Today marks the release of NYC singer-songwriter Ayla D’Lyla‘s stunning new track, “To Be A Girl.” The song is the most recent example of her impressive lyrical prowess, serving as an intimate ballad that explores the shadowy depths of self-worth and illusion.
Regarding the record, the songstress shares, “‘To Be a Girl’ is a letter to all of the girls who have lost themselves in the midst of a relationship. We often measure happiness by the romance existing, or not existing, in our worlds. Many of us tend to lose ourselves living in this state of fantasy and passion.”
This new song comes after the summer release of “Anywhere But Here,” a rich mid-tempo piece that was praised by media outlets and music reviewers alike. Ayla’s first single of the year was “Money,” which combined the singer’s trademark dry sense of humor with an examination of emotional dissatisfaction in a romantic relationship. This tune adds to an already impressive back catalog and striking visual style.

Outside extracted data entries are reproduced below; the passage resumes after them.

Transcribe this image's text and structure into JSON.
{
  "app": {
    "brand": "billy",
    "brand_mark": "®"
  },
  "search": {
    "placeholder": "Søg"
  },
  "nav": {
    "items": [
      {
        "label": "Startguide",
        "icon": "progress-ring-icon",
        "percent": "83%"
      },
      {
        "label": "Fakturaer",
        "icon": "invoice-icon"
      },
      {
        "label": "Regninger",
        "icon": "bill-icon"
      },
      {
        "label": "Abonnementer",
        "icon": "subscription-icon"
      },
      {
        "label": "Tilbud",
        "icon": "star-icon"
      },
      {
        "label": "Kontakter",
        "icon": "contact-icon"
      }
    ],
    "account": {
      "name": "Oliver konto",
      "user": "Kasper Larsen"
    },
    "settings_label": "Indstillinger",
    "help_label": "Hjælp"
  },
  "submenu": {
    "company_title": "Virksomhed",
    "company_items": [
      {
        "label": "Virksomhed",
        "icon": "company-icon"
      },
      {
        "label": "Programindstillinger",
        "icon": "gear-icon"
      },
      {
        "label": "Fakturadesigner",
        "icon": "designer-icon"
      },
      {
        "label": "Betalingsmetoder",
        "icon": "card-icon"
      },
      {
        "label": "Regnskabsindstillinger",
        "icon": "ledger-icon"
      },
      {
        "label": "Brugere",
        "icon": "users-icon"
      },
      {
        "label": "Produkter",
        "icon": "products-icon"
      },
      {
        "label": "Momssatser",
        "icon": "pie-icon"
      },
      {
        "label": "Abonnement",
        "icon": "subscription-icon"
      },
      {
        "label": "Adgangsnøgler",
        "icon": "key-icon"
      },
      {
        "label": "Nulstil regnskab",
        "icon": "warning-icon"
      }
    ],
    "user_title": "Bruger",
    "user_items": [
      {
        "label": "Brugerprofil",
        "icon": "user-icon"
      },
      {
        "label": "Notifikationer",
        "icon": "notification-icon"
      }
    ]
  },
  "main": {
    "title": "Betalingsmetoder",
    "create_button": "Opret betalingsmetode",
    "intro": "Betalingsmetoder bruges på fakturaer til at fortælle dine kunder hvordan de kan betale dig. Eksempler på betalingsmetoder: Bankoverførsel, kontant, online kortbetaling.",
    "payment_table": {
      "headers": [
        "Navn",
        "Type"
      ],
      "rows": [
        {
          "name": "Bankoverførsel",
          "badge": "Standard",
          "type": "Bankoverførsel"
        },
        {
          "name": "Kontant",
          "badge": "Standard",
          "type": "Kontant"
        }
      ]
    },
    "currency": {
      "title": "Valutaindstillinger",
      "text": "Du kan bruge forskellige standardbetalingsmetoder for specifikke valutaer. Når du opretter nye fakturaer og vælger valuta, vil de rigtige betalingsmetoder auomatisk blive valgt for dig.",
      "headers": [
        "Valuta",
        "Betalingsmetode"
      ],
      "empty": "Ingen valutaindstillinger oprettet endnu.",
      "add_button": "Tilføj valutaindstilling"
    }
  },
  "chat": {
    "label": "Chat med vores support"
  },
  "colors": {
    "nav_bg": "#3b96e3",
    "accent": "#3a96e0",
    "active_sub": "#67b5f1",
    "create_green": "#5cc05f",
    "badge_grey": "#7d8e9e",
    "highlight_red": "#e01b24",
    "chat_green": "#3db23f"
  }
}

“The music video, shot by my sister, Malina Weissman, shows her raw filming style and sense of humor,” D’Lyla shares whilst talking about the accompanying visual effort. “Malina loves to create beautiful images without overproducing what she sees. I love the charming backdrop and the way she captured the melancholic feel of the song.”
Watch the music video for “To Be a Girl” below and continue scrolling to read our interview with Ayla D’Lyla regarding the visuals, conceptualizing her vision, and plans for the coming months to name a few topics.

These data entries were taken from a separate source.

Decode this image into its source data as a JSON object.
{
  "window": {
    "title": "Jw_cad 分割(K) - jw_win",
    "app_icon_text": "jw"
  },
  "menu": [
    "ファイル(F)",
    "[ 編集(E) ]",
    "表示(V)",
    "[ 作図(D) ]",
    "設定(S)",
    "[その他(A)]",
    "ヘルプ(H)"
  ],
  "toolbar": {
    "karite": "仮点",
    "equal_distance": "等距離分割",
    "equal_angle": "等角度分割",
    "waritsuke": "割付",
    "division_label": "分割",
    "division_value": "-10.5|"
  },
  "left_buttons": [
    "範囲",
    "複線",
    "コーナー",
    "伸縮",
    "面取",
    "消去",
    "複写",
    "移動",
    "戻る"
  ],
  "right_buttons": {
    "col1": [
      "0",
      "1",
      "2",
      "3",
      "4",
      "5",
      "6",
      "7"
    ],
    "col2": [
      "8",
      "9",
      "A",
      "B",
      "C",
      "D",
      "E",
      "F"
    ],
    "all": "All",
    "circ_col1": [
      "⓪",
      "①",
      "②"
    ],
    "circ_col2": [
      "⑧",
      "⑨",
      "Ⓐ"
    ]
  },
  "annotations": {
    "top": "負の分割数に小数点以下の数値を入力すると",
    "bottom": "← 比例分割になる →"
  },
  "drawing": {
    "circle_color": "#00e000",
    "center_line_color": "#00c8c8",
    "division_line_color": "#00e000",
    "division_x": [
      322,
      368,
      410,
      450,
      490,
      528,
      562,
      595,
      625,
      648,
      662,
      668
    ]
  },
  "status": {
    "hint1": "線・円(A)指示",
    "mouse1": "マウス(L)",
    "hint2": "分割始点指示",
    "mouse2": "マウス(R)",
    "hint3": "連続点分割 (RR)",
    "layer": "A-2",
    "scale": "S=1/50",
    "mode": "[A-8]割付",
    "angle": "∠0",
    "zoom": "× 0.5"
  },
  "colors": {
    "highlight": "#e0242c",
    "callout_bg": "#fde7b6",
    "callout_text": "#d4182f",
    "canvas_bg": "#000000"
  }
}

Since earlier this year, you’ve been putting out a lot more music and opening yourself to creating a more intimate atmosphere. What ignited this passion for you to focus solely on your musical journey and where did it all begin?

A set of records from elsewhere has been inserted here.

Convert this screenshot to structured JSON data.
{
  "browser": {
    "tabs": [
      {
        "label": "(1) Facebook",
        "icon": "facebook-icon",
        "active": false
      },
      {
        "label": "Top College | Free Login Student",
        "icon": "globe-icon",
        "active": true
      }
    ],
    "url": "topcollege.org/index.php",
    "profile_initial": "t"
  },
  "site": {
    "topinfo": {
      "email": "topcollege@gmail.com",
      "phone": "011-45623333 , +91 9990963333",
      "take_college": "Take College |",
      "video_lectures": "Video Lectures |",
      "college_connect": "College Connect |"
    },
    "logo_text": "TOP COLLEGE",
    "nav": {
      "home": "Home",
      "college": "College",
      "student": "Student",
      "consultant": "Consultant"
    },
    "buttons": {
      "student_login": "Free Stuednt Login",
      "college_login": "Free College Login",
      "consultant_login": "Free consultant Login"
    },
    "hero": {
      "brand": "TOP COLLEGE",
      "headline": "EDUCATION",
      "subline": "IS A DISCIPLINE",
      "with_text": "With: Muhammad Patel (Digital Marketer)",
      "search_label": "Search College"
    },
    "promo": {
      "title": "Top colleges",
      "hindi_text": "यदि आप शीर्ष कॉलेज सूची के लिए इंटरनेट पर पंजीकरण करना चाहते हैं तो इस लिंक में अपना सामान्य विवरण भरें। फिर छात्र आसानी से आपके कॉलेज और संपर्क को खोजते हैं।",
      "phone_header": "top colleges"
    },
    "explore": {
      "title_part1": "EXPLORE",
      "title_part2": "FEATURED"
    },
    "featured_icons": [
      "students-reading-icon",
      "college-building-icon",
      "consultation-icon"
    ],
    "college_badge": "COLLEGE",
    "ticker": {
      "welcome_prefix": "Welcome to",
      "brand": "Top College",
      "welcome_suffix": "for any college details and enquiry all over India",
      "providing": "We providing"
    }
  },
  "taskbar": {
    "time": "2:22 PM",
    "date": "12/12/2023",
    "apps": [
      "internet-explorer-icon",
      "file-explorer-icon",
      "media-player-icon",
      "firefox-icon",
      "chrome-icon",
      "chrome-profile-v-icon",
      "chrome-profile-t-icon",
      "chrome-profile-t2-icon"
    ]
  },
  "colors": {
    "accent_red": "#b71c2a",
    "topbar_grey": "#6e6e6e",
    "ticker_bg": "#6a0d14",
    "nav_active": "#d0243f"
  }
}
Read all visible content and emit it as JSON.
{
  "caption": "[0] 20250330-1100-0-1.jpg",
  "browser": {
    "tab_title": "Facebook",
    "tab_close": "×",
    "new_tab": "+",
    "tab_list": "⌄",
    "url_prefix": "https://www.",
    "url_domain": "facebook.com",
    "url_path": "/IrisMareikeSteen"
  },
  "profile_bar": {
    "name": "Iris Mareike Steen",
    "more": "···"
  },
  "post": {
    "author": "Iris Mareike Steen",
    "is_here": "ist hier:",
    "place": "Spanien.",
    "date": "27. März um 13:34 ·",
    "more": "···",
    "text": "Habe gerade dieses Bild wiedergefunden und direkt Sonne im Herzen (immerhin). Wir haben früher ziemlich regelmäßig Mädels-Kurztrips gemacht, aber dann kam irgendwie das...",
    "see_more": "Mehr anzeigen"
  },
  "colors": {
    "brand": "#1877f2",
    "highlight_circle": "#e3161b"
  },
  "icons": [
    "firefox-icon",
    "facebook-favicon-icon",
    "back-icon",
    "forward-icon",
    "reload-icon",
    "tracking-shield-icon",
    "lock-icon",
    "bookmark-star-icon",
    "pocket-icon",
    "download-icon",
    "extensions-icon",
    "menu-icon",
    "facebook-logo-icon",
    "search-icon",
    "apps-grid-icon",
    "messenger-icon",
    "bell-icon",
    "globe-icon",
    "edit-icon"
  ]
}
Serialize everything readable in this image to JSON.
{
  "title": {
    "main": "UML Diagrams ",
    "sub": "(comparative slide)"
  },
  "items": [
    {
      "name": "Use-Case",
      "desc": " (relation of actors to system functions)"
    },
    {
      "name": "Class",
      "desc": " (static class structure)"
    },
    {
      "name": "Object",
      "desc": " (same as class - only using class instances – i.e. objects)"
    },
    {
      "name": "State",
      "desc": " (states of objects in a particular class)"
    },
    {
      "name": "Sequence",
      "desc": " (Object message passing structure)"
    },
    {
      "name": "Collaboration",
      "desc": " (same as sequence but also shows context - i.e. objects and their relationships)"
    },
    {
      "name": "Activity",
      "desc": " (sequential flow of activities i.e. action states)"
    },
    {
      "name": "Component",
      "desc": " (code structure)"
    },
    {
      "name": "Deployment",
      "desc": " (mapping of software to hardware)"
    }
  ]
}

I went to a performing arts high school where we were classically trained and there were many restrictions. When I graduated high school, there were no more rules and I rediscovered my passion for music. In the last year I have become more and more comfortable expressing an intimate atmosphere through music.
Tell us about your latest single, “To Be A Girl,” what inspired this record and why do feel now is the perfect time to put it out?
“To Be a Girl” was written a while back but I decided to record it recently after entering a new chapter. In my teenage years I was often influenced by the relationships in my life. This song is a letter to my younger self saying it gets better.
Going off that, how is your writing process? What emotions come to you naturally and which ones do you find difficult to translate into music?
I often write about real experiences but try to make it as metaphorical as possible. It’s usually the mundane, small things that inspire my writing.
How does “To Be A Girl” continue the sounds and storyline that you previously built with records like “Anywhere but Here” and “Money”?
“Money” feels like a comical, empowering anthem. We are living in a time where girls are questioning feminism and this song felt appropriate. “Anywhere but Here” is a reflection on the feelings I have towards my hometown, Manhattan, where I often feel suffocated by the constant need for power that everyone so desperately wants in the city. I feel like “Money” is a reclamation of my womanhood and “Anywhere but Here” is saying goodbye to the place that hindered this reclamation. “To Be a Girl” is a letter of understanding to my younger self.
What kind of feeling dominates when you listen to your music or what do you want your listeners to feel when they listen to your music?
My songs are dominated by real experiences. I want people to feel empowered and understood by my music.
How do you conceptualize your vision? Can you tell us about the current aesthetic that transcends beyond just the cover arts but your social media feed as well?
I enjoy aligning glamour with casualty. I don’t like to take myself too seriously. I enjoy writing lyrics that bring a point across in a humorous way. As ironic as I can be, I like maintaining beautiful, harmonious melodies.
As the year to an end, what are you looking forward to with these songs in the rearview and over the upcoming months?
I’m hoping to continue releasing music and connecting with my audience by doing so. Whenever a single is released I fall into new conversations with new people all over the world via the internet. Most of my audience consists of young women and it’s so rewarding to hear from all the young ladies who relate to my music.